A Brandon father will be confronting the Brandon School Division board on Monday for what he says is a violation of his minority language rights.
Paul Alexandre, who moved to Canada from France 16 years ago, said he was "shocked" to learn his four-year-old son’s future enrolment at École Harrison — Brandon’s only single-track French immersion school — would be left up to chance with the division’s lottery-style selection process.
"There is an obligation to provide education in a minority language," Alexandre said. "We are not being given something that is guaranteed by the constitution. We are made to compete against English-speaking students — the majority language students — and it’s discrimination. That’s how we feel about it."

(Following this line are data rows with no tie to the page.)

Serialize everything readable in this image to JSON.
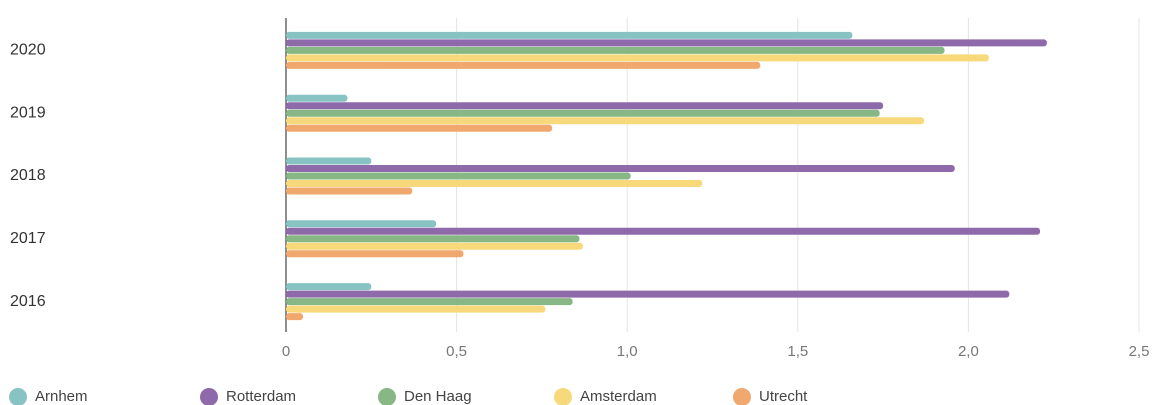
{
  "chart_data": {
    "type": "bar",
    "orientation": "horizontal",
    "categories": [
      "2020",
      "2019",
      "2018",
      "2017",
      "2016"
    ],
    "series": [
      {
        "name": "Arnhem",
        "color": "#87c3c3",
        "values": [
          1.66,
          0.18,
          0.25,
          0.44,
          0.25
        ]
      },
      {
        "name": "Rotterdam",
        "color": "#8e6aab",
        "values": [
          2.23,
          1.75,
          1.96,
          2.21,
          2.12
        ]
      },
      {
        "name": "Den Haag",
        "color": "#86b784",
        "values": [
          1.93,
          1.74,
          1.01,
          0.86,
          0.84
        ]
      },
      {
        "name": "Amsterdam",
        "color": "#f7d97b",
        "values": [
          2.06,
          1.87,
          1.22,
          0.87,
          0.76
        ]
      },
      {
        "name": "Utrecht",
        "color": "#f1a86f",
        "values": [
          1.39,
          0.78,
          0.37,
          0.52,
          0.05
        ]
      }
    ],
    "xlim": [
      0,
      2.5
    ],
    "xticks": [
      0,
      {
        "value": 0.5,
        "label": "0,5"
      },
      {
        "value": 1,
        "label": "1,0"
      },
      {
        "value": 1.5,
        "label": "1,5"
      },
      {
        "value": 2,
        "label": "2,0"
      },
      {
        "value": 2.5,
        "label": "2,5"
      }
    ],
    "grid": true,
    "legend": "bottom"
  }
}
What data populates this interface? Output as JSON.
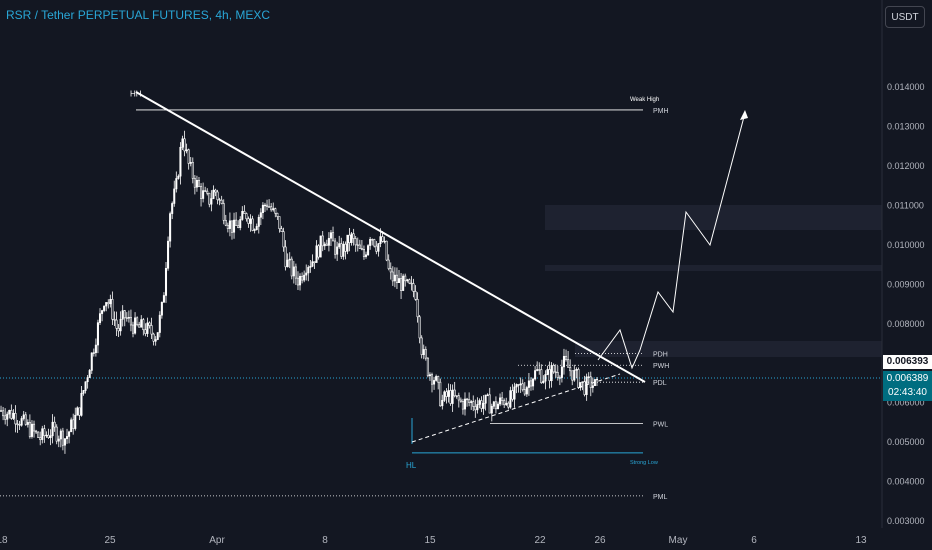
{
  "header": {
    "title": "RSR / Tether PERPETUAL FUTURES, 4h, MEXC",
    "currency_button": "USDT"
  },
  "price_tags": {
    "last_price": "0.006393",
    "current_price": "0.006389",
    "countdown": "02:43:40"
  },
  "colors": {
    "background": "#131722",
    "candle": "#ffffff",
    "accent": "#29a6d6",
    "current_price_tag": "#006d80"
  },
  "chart_data": {
    "type": "candlestick",
    "title": "RSR / Tether PERPETUAL FUTURES, 4h, MEXC",
    "ylim": [
      0.0028,
      0.0158
    ],
    "y_ticks": [
      "0.003000",
      "0.004000",
      "0.005000",
      "0.006000",
      "0.007000",
      "0.008000",
      "0.009000",
      "0.010000",
      "0.011000",
      "0.012000",
      "0.013000",
      "0.014000"
    ],
    "x_ticks": [
      "18",
      "25",
      "Apr",
      "8",
      "15",
      "22",
      "26",
      "May",
      "6",
      "13"
    ],
    "grid": false,
    "close_path": [
      [
        0,
        0.0058
      ],
      [
        2,
        0.0057
      ],
      [
        4,
        0.0054
      ],
      [
        6,
        0.0051
      ],
      [
        8,
        0.0053
      ],
      [
        10,
        0.0051
      ],
      [
        12,
        0.0058
      ],
      [
        14,
        0.0072
      ],
      [
        16,
        0.0087
      ],
      [
        17,
        0.0084
      ],
      [
        18,
        0.0078
      ],
      [
        19,
        0.0082
      ],
      [
        20,
        0.008
      ],
      [
        21,
        0.0079
      ],
      [
        22,
        0.0079
      ],
      [
        23,
        0.0078
      ],
      [
        24,
        0.0077
      ],
      [
        25,
        0.0085
      ],
      [
        26,
        0.0108
      ],
      [
        27,
        0.0114
      ],
      [
        28,
        0.0128
      ],
      [
        29,
        0.012
      ],
      [
        30,
        0.0116
      ],
      [
        31,
        0.0113
      ],
      [
        32,
        0.0111
      ],
      [
        33,
        0.0114
      ],
      [
        34,
        0.011
      ],
      [
        35,
        0.0106
      ],
      [
        36,
        0.0104
      ],
      [
        37,
        0.0106
      ],
      [
        38,
        0.0108
      ],
      [
        39,
        0.0105
      ],
      [
        40,
        0.0108
      ],
      [
        41,
        0.0111
      ],
      [
        42,
        0.0108
      ],
      [
        43,
        0.0105
      ],
      [
        44,
        0.0096
      ],
      [
        45,
        0.0093
      ],
      [
        46,
        0.0091
      ],
      [
        47,
        0.0095
      ],
      [
        48,
        0.0096
      ],
      [
        49,
        0.0099
      ],
      [
        50,
        0.0102
      ],
      [
        51,
        0.0101
      ],
      [
        52,
        0.0098
      ],
      [
        53,
        0.0099
      ],
      [
        54,
        0.0102
      ],
      [
        55,
        0.0099
      ],
      [
        56,
        0.0097
      ],
      [
        57,
        0.0103
      ],
      [
        58,
        0.01
      ],
      [
        59,
        0.0101
      ],
      [
        60,
        0.0092
      ],
      [
        61,
        0.0091
      ],
      [
        62,
        0.009
      ],
      [
        63,
        0.0089
      ],
      [
        64,
        0.0088
      ],
      [
        65,
        0.0073
      ],
      [
        66,
        0.0068
      ],
      [
        67,
        0.0066
      ],
      [
        68,
        0.006
      ],
      [
        69,
        0.0062
      ],
      [
        70,
        0.0061
      ],
      [
        71,
        0.006
      ],
      [
        72,
        0.006
      ],
      [
        73,
        0.006
      ],
      [
        74,
        0.006
      ],
      [
        75,
        0.006
      ],
      [
        76,
        0.0059
      ],
      [
        77,
        0.006
      ],
      [
        78,
        0.0061
      ],
      [
        79,
        0.0061
      ],
      [
        80,
        0.0064
      ],
      [
        81,
        0.0064
      ],
      [
        82,
        0.0067
      ],
      [
        83,
        0.0068
      ],
      [
        84,
        0.0066
      ],
      [
        85,
        0.0068
      ],
      [
        86,
        0.0068
      ],
      [
        87,
        0.007
      ],
      [
        88,
        0.0068
      ],
      [
        89,
        0.0066
      ],
      [
        90,
        0.0064
      ],
      [
        91,
        0.0065
      ],
      [
        92,
        0.0064
      ]
    ],
    "series": [
      {
        "name": "PMH",
        "type": "horizontal_line",
        "value": 0.01342
      },
      {
        "name": "PDH",
        "type": "horizontal_line",
        "value": 0.00725
      },
      {
        "name": "PWH",
        "type": "horizontal_line",
        "value": 0.00695
      },
      {
        "name": "PDL",
        "type": "horizontal_line",
        "value": 0.00652
      },
      {
        "name": "PWL",
        "type": "horizontal_line",
        "value": 0.00547
      },
      {
        "name": "PML",
        "type": "horizontal_line",
        "value": 0.00364
      },
      {
        "name": "Strong Low",
        "type": "horizontal_line",
        "value": 0.00473
      }
    ],
    "annotations": [
      {
        "text": "HH",
        "value": 0.01345
      },
      {
        "text": "Weak High",
        "value": 0.01342
      },
      {
        "text": "HL",
        "value": 0.00473
      },
      {
        "text": "Strong Low",
        "value": 0.00473
      }
    ]
  }
}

Under Canada's Charter of Rights and Freedoms, Canadians are entitled to have their children educated in their first language of the country’s two official languages, French and English.

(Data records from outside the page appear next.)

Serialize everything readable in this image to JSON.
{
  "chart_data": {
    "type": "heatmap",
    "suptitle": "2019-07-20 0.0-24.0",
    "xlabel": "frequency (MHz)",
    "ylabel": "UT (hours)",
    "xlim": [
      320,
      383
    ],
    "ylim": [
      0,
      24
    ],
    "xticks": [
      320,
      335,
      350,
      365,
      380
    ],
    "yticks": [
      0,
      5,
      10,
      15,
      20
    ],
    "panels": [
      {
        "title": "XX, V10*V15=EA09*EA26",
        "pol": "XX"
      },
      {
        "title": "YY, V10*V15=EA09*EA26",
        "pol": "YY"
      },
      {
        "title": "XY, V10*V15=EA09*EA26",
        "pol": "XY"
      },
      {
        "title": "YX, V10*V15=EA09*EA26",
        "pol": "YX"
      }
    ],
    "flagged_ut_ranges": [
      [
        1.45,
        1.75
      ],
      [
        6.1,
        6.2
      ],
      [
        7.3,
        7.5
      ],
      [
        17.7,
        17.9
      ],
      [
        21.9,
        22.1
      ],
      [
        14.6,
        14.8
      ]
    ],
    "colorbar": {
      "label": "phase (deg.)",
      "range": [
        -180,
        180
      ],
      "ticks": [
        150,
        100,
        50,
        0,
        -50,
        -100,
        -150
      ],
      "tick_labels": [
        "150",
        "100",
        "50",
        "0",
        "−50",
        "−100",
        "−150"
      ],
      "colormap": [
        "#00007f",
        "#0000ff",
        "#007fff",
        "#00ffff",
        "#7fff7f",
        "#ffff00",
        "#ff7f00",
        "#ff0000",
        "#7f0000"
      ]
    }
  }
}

"For us, it’s very important … it’s a big issue actually, and we are very disappointed that means are not being put in place," Alexandre said. "We are upset, we are saddened and we are angry. We feel as though we are discriminated against as French-speaking people."

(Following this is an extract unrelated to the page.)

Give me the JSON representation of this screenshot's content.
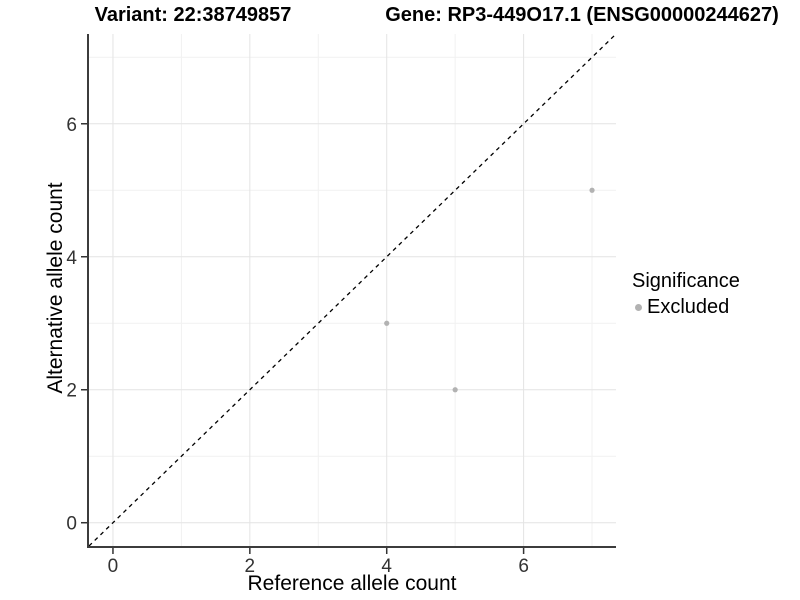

BSD has two dual-track French immersion schools, École New Era School and École O’Kelly School, which run French immersion classes alongside English ones, said BSD chair Kevan Sumner.
"It’s called dual-track because there’s two different programs in the school, but the kids don’t bounce back and forth between them," Sumner said.
But for Alexandre, dual-track isn’t an option.
"Yes, the kid will pick up some French, but he’s already getting that at home. I want him to be immersed entirely in French-speaking education," Alexandre said. "It is our heritage — I don’t want a huge chunk of who I am to disappear due to assimilation."
Families also have the option to enrol in the Division Scolaire Franco-Manitobaine (DSFM), which has a school in Shilo, Sumner said.
Alexandre said he has been looking into DSFM’s school in Shilo, however, he is also concerned with the long drive on Manitoba’s highways, especially in the winter, and feels his son is too young to travel alone on the school bus.
"We are very uncomfortable with the idea of going to Shilo and back every day in this weather,"Alexandre said. "I’m being penalized for what is my constitutional right."
The lottery system was introduced last January as a solution to parents lining up outside École Harrison, in some cases overnight and in frigid temperatures, for kindergarten enrolment, said Sumner.
"A few years back when École Harrison was first created … we weren’t getting more registration than we had spaces. However, that changed, and the last year we had 55 applications for the 40 spots that we have there, and it seems to be increasing year after year," Sumner said.
Alexandre said he has approached the BSD with his concerns and was discouraged by the response he got.
"I felt stonewalled. There was no discussion," Alexandre said. "If you have the demand, then you should make the effort, and I did not hear or see any desire to make that effort … that makes me very pessimistic."
Alexandre said he will be asking the school board to amend the lottery-style selection process to exclude children from French-speaking families, who would be accepted automatically.
If the board does not agree to the amendment, Alexandre said he will file a complaint with the Manitoba Human Rights Commission.
Sumner said at this point, he doesn’t believe there have been any violations to human rights.
"We can guarantee students a spot in French immersion," Sumner said. "We haven’t turned any students from French immersion … just some of them haven’t got into their first choice of school."